Implementation of the NCI’s National Clinical Trials Network

  • Posted: March 20, 2014

The National Cancer Institute is launching a new clinical trials research network intended to improve treatment for the more than 1.6 million Americans diagnosed with cancer each year.  The new system, NCI’s National Clinical Trials Network (NCTN), will facilitate the rapid initiation and completion of cancer clinical trials based on improvements in data management infrastructure, the development of a standardized process for prioritization of new studies, consolidation of its component research groups to improve efficiency, and the implementation of a unified system of research subject protection at over 3,000 clinical trials sites.  Grants to fund the program will be awarded early in the spring of 2014.
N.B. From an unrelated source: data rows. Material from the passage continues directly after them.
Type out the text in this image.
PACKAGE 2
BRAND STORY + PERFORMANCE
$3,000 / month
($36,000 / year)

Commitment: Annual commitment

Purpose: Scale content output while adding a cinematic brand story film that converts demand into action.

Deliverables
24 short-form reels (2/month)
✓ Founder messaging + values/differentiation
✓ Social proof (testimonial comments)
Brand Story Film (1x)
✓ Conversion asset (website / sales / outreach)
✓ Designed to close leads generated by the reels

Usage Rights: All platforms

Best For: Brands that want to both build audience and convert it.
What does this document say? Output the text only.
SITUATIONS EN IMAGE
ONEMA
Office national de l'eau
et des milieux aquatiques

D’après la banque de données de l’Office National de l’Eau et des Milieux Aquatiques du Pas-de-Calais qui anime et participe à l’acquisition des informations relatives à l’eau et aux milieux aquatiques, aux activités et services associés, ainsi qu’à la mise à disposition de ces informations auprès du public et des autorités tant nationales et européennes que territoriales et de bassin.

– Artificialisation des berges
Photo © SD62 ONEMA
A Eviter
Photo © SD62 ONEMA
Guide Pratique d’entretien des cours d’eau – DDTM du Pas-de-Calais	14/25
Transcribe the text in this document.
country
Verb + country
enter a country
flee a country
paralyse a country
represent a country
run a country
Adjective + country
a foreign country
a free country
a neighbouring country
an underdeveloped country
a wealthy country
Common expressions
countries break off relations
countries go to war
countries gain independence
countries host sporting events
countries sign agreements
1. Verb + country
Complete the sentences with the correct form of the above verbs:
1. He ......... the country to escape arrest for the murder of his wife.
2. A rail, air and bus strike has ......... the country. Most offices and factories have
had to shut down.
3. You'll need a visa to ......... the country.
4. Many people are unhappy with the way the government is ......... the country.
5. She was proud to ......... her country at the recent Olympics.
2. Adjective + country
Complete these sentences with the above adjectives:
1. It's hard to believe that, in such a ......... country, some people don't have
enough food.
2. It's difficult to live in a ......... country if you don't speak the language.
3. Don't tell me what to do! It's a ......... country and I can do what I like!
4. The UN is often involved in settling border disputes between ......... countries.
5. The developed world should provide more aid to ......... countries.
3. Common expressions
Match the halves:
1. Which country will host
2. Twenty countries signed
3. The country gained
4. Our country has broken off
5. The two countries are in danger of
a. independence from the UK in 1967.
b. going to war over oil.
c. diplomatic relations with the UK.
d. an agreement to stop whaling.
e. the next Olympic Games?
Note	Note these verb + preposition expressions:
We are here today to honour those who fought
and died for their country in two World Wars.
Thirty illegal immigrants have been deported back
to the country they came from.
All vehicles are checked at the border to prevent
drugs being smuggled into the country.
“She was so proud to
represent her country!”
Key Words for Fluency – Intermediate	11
Despite its solid record of accomplishment, the individual components of the NCI’s previous national clinical trials program (the Cooperative Groups) had become less efficient, necessitating changes to several of its operating procedures over the past decade.  A 2010 report from the Institute of Medicine (see http://iom.edu/Reports/2010/A-National-Cancer-Clinical-Trials-System-for-the-21st-Century-Reinvigorating-the-NCI-Cooperative.aspx) validated and refined the nature of the changes that needed to be undertaken.  The Institute of Medicine suggested four overarching goals to guide improvement efforts:

  • Improving the speed and efficiency of the design, launch, and conduct of clinical trials
  • Making optimal use of scientific innovations
  • Improving selection, prioritization, support, and completion of clinical trials
  • Fostering expanded participation of both patients and physicians.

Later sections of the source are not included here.